Sunday, May 28, 2006

An end to the May madness

You know what I love most about the first day back from a long weekend?

It’s all the crazy stories of idiot drivers who are pulled over in their rush north to cottage country.

The hands down winner this time has to be the truck loaded with 15 family members, none of whom had a driver’s licence.

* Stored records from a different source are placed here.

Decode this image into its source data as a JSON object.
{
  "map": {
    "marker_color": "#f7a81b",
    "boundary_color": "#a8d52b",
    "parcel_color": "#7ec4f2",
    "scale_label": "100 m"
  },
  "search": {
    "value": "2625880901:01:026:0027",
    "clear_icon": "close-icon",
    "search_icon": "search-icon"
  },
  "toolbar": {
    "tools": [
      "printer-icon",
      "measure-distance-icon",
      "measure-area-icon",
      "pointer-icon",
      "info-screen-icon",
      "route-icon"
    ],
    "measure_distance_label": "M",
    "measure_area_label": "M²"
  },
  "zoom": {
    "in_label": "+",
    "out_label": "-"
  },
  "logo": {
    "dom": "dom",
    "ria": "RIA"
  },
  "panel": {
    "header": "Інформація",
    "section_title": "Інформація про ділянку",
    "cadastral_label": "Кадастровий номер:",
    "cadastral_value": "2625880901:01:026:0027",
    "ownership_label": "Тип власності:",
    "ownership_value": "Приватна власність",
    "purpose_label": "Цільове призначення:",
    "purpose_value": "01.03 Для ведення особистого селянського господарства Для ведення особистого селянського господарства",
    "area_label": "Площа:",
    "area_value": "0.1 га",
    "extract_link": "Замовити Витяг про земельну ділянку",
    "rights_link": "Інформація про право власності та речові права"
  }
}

The vehicle was pulled over in a torrential downpour for speeding where police found two of the trucks occupants operating the windshield wipers rigged up by string.

Look Ma no hands

So we understand it's not just Canadian drivers: A New Zealand man was charged for reckless driving when police pulled him over for driving with his feet, one on the steering wheel, the other to work the pedals.

They also found the poor chap was born without any arms.

Although he didn’t possess a driver’s licence either, the man complained he’d been driving for years and has never had an accident. Regardless he will be charged.

Ya know I’ve been searching for a woman like that.......no, not born without any arms......
A woman who........no, not from New Zealand and minus a valid driver’s permit......would you let me finish!......

A woman who can drive with her feet.

In other news

The Toronto Raptors won the 1st pick in this year’s NBA draft lottery..........yeah I thought as much.

The Country Music Awards were given out this..........Yeah I thought as much.

The newest American Idol was crowned, as Taylor Hicks.......Yeah I thought as much.

God must really hate Indonesians

First , a family of 5 died from the bird flu strain H5N1 in Jakarta. Then, the area is hit hard with a massive earthquake. Indonesia.....isn't that where the Tsunami was? What a tourist hot bed!

Good thing Pitt and Jolie didn’t decide to have their baby there instead of Namibia. Probably would have squeezed out Damian son of the devil instead of their new daughter little Shiloh.

Hung like a horse

Triple Crown hopeful Barbaro suffered a career ending injury moments into the Preakness Stakes last saturday. The horse fractured his ankle and required surgery believed to be life threatening.

Any chance someone from Indonesia owns this horse?

However, as the week progressed, the stallion made a miraculous recovery and will now be put out to stud.

Jesus, if I had a debilitating ailment, or had no arms and drove with my feet, I’d probably make a significant recovery too, if I knew I was going to spend the rest of my days fucking when I wanted.

Dudleys do right

Looks like the Mounties will finally get their man as two male RCMP will wed next month.

Gives a new meaning to the title of "Mountie" doesn’t it? I was always curious about the way the pants they wear, stood out.

The event however, is being kept hush-hush, as to avoid any unpleasant comments and embarrassment for the Harper government who openly oppose the same sex marriage bill brought in by the former Liberal Government.

Meanwhile the marriage will take place in June at an undisclosed location in a Yarmouth, Nova Scotia.

How many undisclosed locations can there be in Yarmouth? Honestly.

The yolks on you

The age old question of, "What came first the chicken or the egg," was answered this week with the oval shell crowned the resounding winner.

A Geneticist, Philosopher, and Chicken Farmer all agreed, the egg had to come first.....shush! Don’t tell the Creationists.....besides God’s too busy trying to kill Indonesians to care.


Bububu...beer, beer, beer, beer

Edmonton advanced to the Stanley Cup final for the first time since 1992, by defeating Anaheim 2-1 last night. They await the winner of the Buffalo, Carolina series.

However, Edmonton’s greatest fear is not who they will face for Lord Stanley's prize, but running out of beer. In fact, it almost happened during their Western Final.

As I understand it, they have nothing to worry about. The Indian guides have been dispatched and new shipments are on there way by dogsled and canoe, as we speak.

Catatonic television

A new reality show will feature homeless contestants thrust together in the same living quarters. They will have to eat from bowls on the floor and relieve themselves in litter boxes. It is believed this will be the first reality show of it’s kind....for cats.

The felines will be monitored through cameras and each week a panel of judges will give one puss the boot.

The ultimate winner gets a contract with Purina. I guess the losers end up in a Chinese restaurant.....I wonder how long the lines will be for the auditions?

New release this week: Les Claypool- Of Whales and Woe









But I recommend: The Handless Organist......


....but does she drive with her feet?

...shush! Don't tell the Creationists.